The hike, which is the largest increase in five years, is based on the RPI inflation measure for this month.
Although CPI remained steady at 2.6% in July, RPI came in higher, edging up 0.1% from June to 3.6%, the Office for National Statistics said.
Rail prices use July’s RPI as a reference point for next year’s price increases.
The change will affect about 40% of rail fares from January, including season tickets and some off-peak return tickets.
Labour tore into the price rise, saying ministers were making rail fares “unaffordable” and accused them of “punishing” passengers.
“The Tories’ failure on our railways means passengers have faced truly staggering fare rises, some of over £2,500, since 2010 with fares having increased twice as much as wages,” Shadow Transport Secretary Andy McDonald said.
“Commuters have repeatedly been told that higher fares are necessary to fund investment, but promised investment has been cancelled and essential works have been delayed for years.
“Decisions taken by government ministers are making rail travel unaffordable for the many in favour of huge profits for the few. By pegging regulated fares rises to the Retail Price Index, the Conservatives are leaving commuters facing year on year price hikes.”
Campaigners called on the Government to reform the system and link fares to CPI rather than RPI.

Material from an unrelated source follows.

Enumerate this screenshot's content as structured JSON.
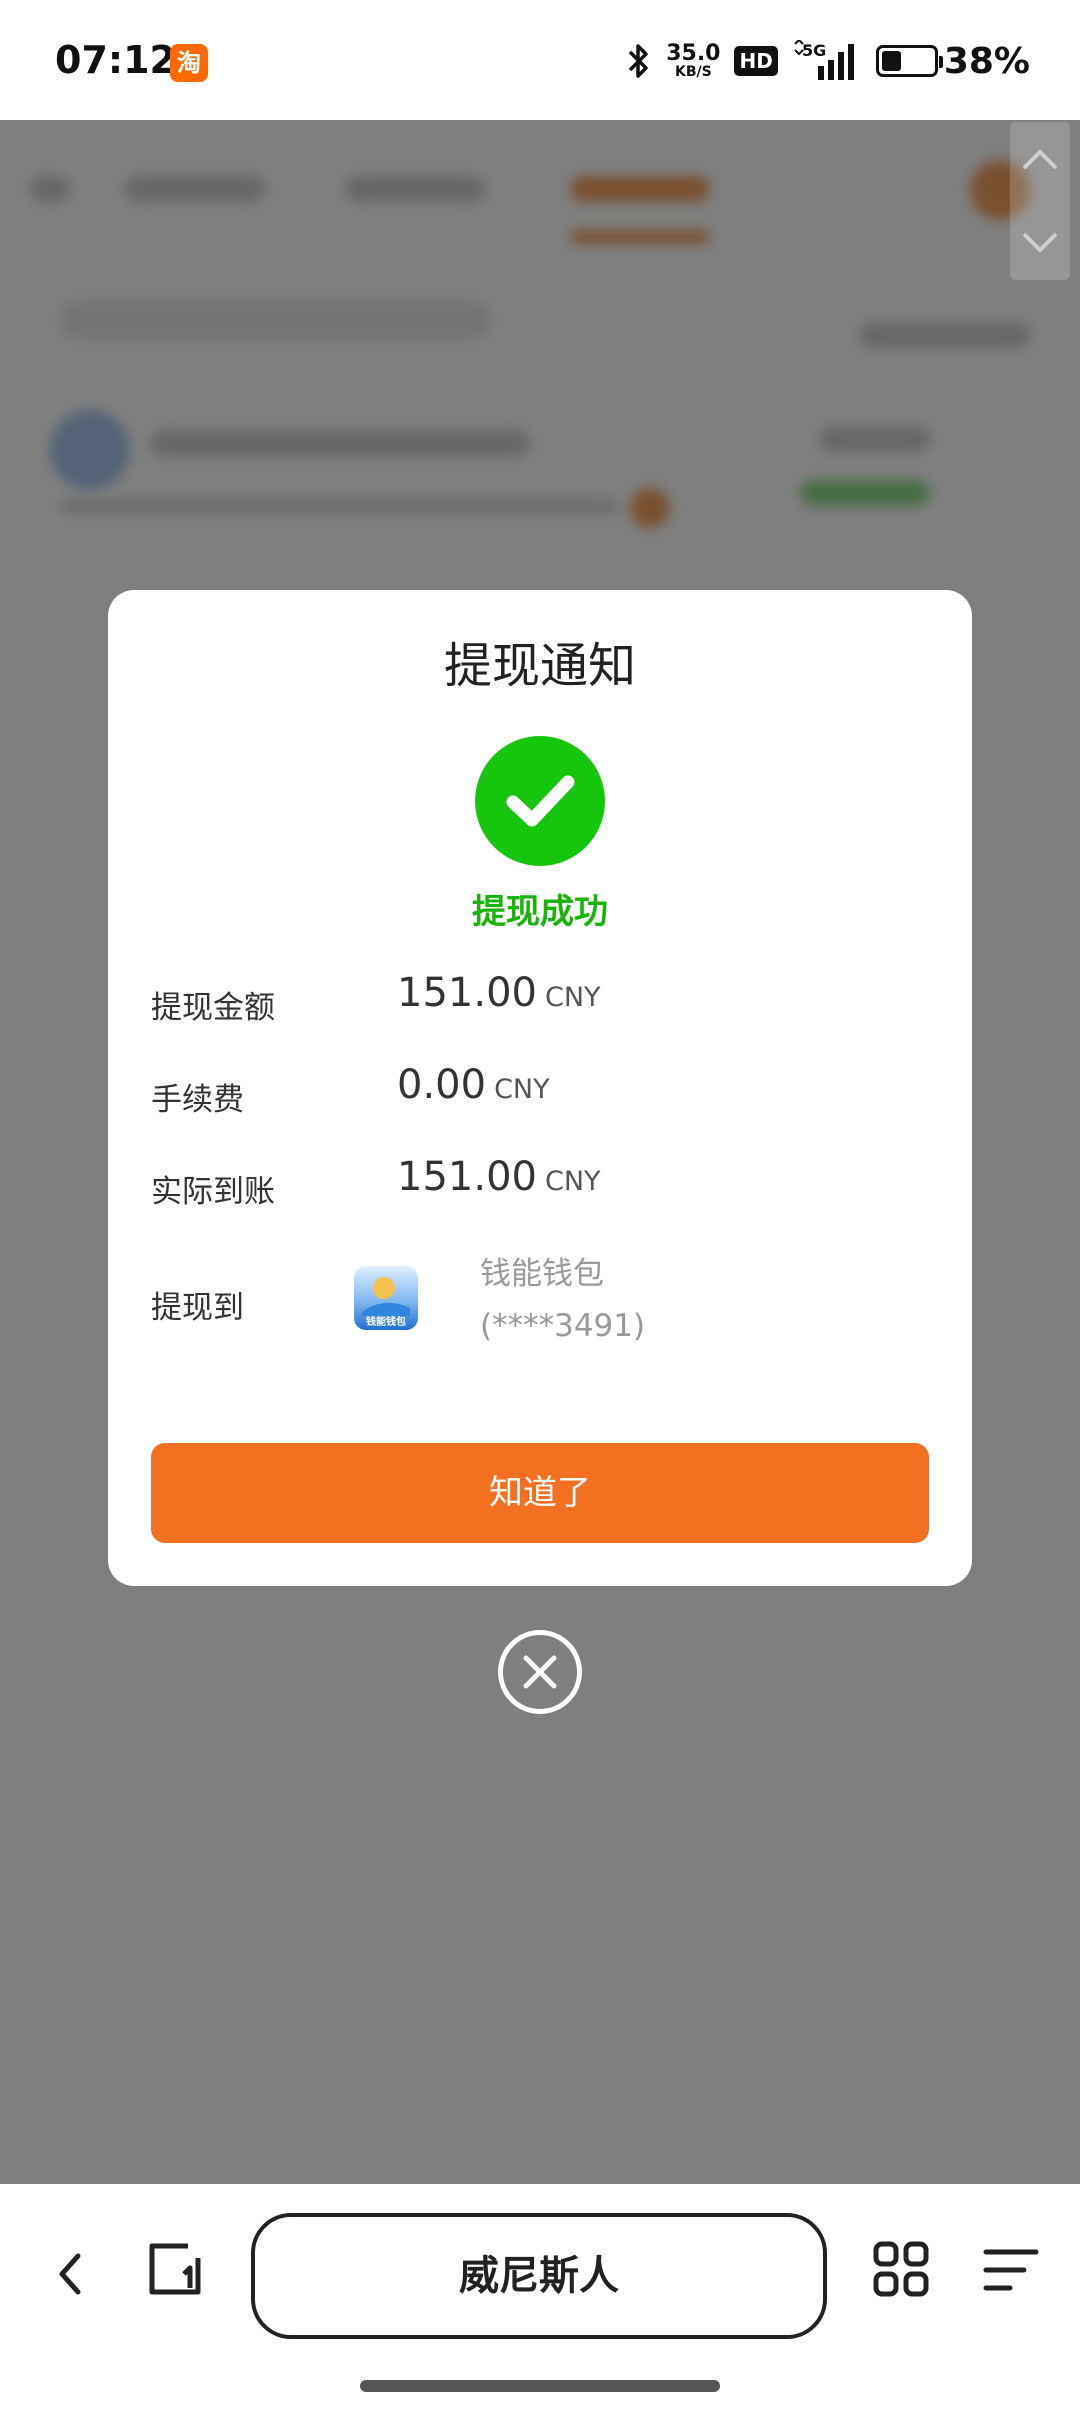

“The Government must intervene to make fares simpler, fairer and cheaper in Brexit Britain. Passengers and taxpayers will rightly be asking what they are paying for,” Aslef general secretary Mick Whelan said
A Treasury spokesperson said: “Although inflation is likely to start falling next year, we understand some families are concerned today about the cost of living.
“That is why we have given the lowest paid a pay rise through the National Living Wage and are cutting taxes for 31 million people.”